Sicheres Internet für die ETH
Wie lange dauert es also noch, bis das gesamte Internet auf die vielversprechende neue Technologie umgestellt wird? «Es braucht Zeit, teilweise Jahrzehnte, bis sich eine neue Technologie durchsetzen kann», erläutert Müller. Die grössten Hürden für einen Wechsel sind administrativ. Die neue Architektur bedingt eine Umschulung von Netzwerkadministratoren. Auch das Erlangen von kryptografischen Zertifikaten wird etwas aufwendiger: Bei dem auf Sicherheit getrimmten System braucht jede Domäne zwingend ein solches Zertifikat. Ob SCION jemals weltweit zur Anwendung kommen wird, ist noch offen. Aber das ist laut Peter Müller auch nicht unbedingt das Ziel. «Jede Verbindung über SCION macht die Kommunikation ein Stückchen sicherer», sagt der Forscher.
«Ein solch ambitioniertes und langfristiges Projekt wie SCION wäre an den wenigsten Universitäten der Welt möglich gewesen.»Professor David Basin
Als Nächstes heisst es für die ETH-Forschenden und das Team von Anapaya Systems, die Kommunikation der ETH sicherer zu machen: Bis 2021 soll das ganze Netzwerk des ETH-Bereichs neben herkömmlichen Internetverbindungen auch SCION unterstützen. Für den Aufbau der notwendigen Infrastruktur hat der ETH-Rat ein Budget von knapp vier Millionen Franken bewilligt – eine grosse Anerkennung für die Technologie und das Team dahinter.
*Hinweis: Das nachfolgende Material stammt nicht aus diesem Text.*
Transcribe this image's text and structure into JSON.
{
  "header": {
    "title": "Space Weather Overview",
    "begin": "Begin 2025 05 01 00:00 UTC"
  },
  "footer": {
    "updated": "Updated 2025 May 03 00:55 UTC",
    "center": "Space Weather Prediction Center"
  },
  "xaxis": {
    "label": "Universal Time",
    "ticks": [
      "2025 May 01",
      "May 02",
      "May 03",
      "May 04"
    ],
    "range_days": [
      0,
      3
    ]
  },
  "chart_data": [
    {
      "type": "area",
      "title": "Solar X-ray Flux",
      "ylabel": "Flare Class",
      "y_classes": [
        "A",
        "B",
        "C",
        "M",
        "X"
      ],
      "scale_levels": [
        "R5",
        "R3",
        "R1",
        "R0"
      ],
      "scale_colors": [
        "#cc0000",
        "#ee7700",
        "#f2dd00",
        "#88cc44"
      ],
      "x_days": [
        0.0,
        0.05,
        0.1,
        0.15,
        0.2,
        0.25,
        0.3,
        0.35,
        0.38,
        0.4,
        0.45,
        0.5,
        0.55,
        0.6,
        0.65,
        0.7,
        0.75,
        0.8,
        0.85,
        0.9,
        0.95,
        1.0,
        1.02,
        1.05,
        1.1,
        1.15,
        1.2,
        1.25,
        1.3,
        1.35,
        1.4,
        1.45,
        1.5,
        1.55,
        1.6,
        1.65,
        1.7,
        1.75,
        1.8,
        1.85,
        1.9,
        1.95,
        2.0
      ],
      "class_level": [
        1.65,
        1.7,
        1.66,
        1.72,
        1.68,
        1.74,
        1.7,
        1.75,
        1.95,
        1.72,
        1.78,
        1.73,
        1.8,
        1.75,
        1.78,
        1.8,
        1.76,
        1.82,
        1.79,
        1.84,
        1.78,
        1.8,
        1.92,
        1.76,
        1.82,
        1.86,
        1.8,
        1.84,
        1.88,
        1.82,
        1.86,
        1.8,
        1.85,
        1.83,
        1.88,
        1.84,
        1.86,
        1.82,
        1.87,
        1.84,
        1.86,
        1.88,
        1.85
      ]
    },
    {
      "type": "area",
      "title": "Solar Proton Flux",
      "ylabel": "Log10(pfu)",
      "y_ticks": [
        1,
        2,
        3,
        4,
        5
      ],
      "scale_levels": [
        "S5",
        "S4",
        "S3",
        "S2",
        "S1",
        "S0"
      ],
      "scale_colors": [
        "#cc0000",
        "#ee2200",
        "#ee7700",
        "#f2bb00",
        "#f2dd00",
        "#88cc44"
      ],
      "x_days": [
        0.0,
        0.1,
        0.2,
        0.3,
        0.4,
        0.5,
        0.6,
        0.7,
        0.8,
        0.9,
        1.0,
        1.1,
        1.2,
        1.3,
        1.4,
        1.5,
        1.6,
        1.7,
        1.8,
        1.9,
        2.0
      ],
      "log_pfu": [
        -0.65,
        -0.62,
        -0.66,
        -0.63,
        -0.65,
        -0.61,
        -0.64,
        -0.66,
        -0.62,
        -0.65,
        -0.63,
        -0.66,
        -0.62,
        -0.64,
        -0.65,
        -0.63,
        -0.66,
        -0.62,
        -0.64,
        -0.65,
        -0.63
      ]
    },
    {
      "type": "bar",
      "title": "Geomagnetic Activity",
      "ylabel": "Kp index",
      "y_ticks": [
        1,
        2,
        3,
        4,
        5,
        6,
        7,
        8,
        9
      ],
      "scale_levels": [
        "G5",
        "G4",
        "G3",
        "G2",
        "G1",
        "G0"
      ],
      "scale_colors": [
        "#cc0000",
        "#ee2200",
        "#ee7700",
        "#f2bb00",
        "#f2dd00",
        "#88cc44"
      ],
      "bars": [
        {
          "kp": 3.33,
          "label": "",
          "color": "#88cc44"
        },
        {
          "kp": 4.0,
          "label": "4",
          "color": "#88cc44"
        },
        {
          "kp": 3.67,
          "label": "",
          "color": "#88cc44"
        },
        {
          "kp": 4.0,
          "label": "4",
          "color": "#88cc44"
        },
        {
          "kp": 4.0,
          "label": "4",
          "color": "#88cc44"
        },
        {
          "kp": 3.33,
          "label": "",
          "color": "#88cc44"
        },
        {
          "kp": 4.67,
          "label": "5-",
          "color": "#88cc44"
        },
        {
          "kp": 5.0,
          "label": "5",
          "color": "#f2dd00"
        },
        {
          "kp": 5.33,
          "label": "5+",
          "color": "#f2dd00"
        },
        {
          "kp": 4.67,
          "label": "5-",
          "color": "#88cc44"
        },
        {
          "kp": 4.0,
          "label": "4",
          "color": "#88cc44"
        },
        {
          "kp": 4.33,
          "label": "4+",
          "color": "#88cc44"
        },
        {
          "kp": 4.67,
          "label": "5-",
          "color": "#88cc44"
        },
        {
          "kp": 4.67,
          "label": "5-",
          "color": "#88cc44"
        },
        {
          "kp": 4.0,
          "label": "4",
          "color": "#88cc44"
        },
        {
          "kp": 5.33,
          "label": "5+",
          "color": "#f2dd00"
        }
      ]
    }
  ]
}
«Es ist sehr aufregend zu sehen, wie weit wir gekommen sind», sagt Adrian Perrig. «Wenn alles gut läuft, werden Schweizer Unternehmen bereits dieses Jahr mit ausgewählten Unternehmen aus Asien, Europa und den USA per SCION kommunizieren können, ohne das jetzige Internet zu verwenden. Kein anderes Projekt in diesem Bereich hat es jemals so weit geschafft.» Den Erfolg begründen die Forschenden mit ihrer Beharrlichkeit, aber auch mit den einmaligen Chancen, welche die ETH bietet. «Ein solch ambitioniertes und langfristiges Projekt wie SCION wäre an den wenigsten Universitäten der Welt möglich gewesen», sagt David Basin. Die grosse Unterstützung, die das Forschungsprojekt seitens der ETH erfahren hat, sei zentral für die Weiterentwicklung von SCION gewesen.